I am sorry for the little chap, but not overly anxious. In his first years, when still a baby, a toddler, any fever or illness would fill up the house and my own nervous system with a skittering heaviness. Part flight, part weight. But now, halfway to his maturity, the worry and its overlay have receded.

He fell asleep in our bed and I picked him up to carry him next door, It was a little before eleven. He is of a good size, for a ten year old, and I realized that if I carried him through the doors between one room and the other I might bang his head, stuck out as it was across the transom of my arms.  I eased him to his groggy feet instead. Let his mother guide him.

The carrying or lifting and holding, even for those few seconds, made me think how few times, if ever, I may do that again. How as new parents we had for many months and years crossed things off the first time they were done to or by him. Baby's first ride in a convertible. Baby's first taste of cold soup. Subtly, I have begun to collect things that may be the last of their type. You never know, of course.

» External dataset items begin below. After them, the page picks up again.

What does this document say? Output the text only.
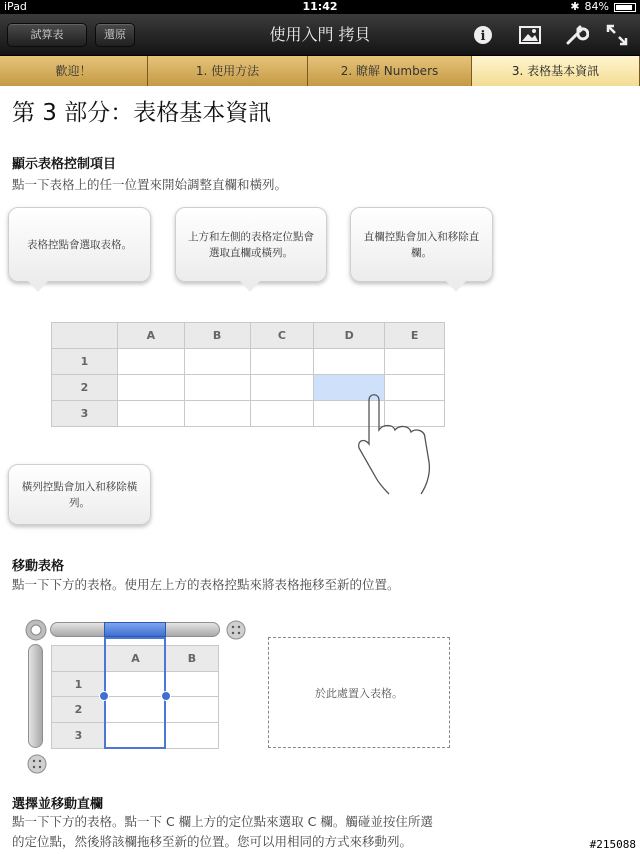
iPad	11:42	✱ 84%
試算表	還原	使用入門 拷貝	i
歡迎！	1. 使用方法	2. 瞭解 Numbers	3. 表格基本資訊
第 3 部分：表格基本資訊
顯示表格控制項目
點一下表格上的任一位置來開始調整直欄和橫列。
表格控點會選取表格。
上方和左側的表格定位點會選取直欄或橫列。
直欄控點會加入和移除直欄。
	A	B	C	D	E
1					
2					
3					
橫列控點會加入和移除橫列。
移動表格
點一下下方的表格。使用左上方的表格控點來將表格拖移至新的位置。
	A	B
1		
2		
3		
於此處置入表格。
選擇並移動直欄
點一下下方的表格。點一下 C 欄上方的定位點來選取 C 欄。觸碰並按住所選
的定位點，然後將該欄拖移至新的位置。您可以用相同的方式來移動列。	#215088
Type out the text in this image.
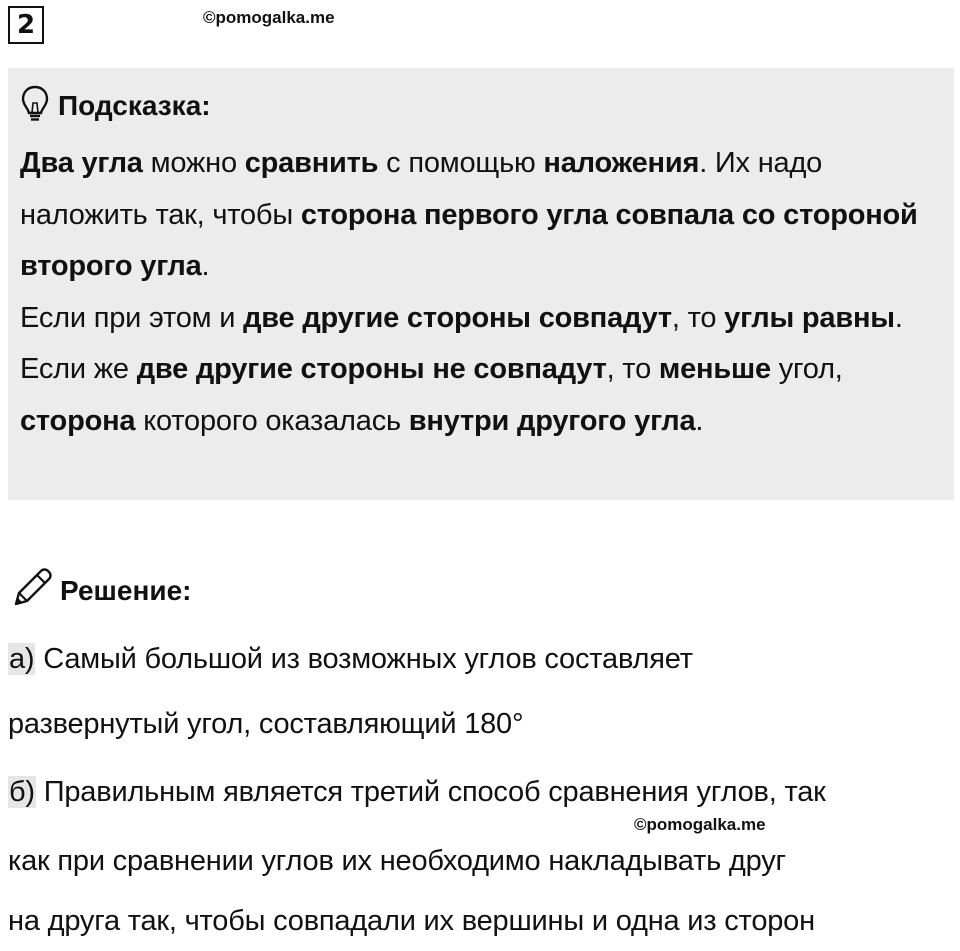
2	©pomogalka.me
Подсказка:
Два угла можно сравнить с помощью наложения. Их надо наложить так, чтобы сторона первого угла совпала со стороной второго угла.
Если при этом и две другие стороны совпадут, то углы равны. Если же две другие стороны не совпадут, то меньше угол, сторона которого оказалась внутри другого угла.
Решение:
а) Самый большой из возможных углов составляет
развернутый угол, составляющий 180°
б) Правильным является третий способ сравнения углов, так
©pomogalka.me
как при сравнении углов их необходимо накладывать друг
на друга так, чтобы совпадали их вершины и одна из сторон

All of this (still twenty seconds left) crossed my mind and led me to the days when he may not carry me, but will surely, maybe, observe me in my decayed state.  I imagine myself still talking, perhaps not making sense.

And then I thought of Kilmarnock, and a football player who might have played there, any one I suppose, but in my mind's eye a midfielder. The most random yet specific image or person imaginable (by me, then). Perhaps just after the war that people of my age call The War. Must have been a good number of them across, say, the nineteen fifties. Midfielders who played for Kilmarnock. West coast of Scotland. Twenty-five miles from Glasgow. Known for whisky (Johnny Walker) and the cholera pit memorial in the Howard Park (1832).

That's how old I see myself at this end. A man who played for Kilmarnock in 1955 and was, perhaps, 24 or 25 then, would be 83 now, something like that. Some of them must be. Might have bad knees. Or not. Just another man, like myself. Born at a time and fitted into it more or less well. As we do.

And then he faded from me. And there was an insect of medium size, some kind of winged beetle, sat upside down (from my viewpoint) on the kitchen ceiling above me. Ten seconds left. I took some kitchen roll from the counter, tore off a piece and reached up. I am tall and the ceiling is low. Plucked the insect with the tips of my fingers and in the same moment tightened the soft paper into something like a ball. Threw it down beside me, into the garbage. Might have been crushed, dead. Might not. Might have had a night in front of it, rooting through or flying off. Might not.

And I thought of the figs in chocolate, sitting in a box on my desk back in the parlor that I use as an office. And I thought I might rather like one before bed. An indulgence certainly, but still. Free will. And I thought of all our lives, running out and in front of us, behind us and almost gone. All that's been and will be. The species and the beds and footballers and the small towns, the wars, the anymores, and how much I love my child and how much I am busily in the process of forgetting, how much I have never known. And it was all somewhat cloudy, but absolutely fine, and I knew both those things were true.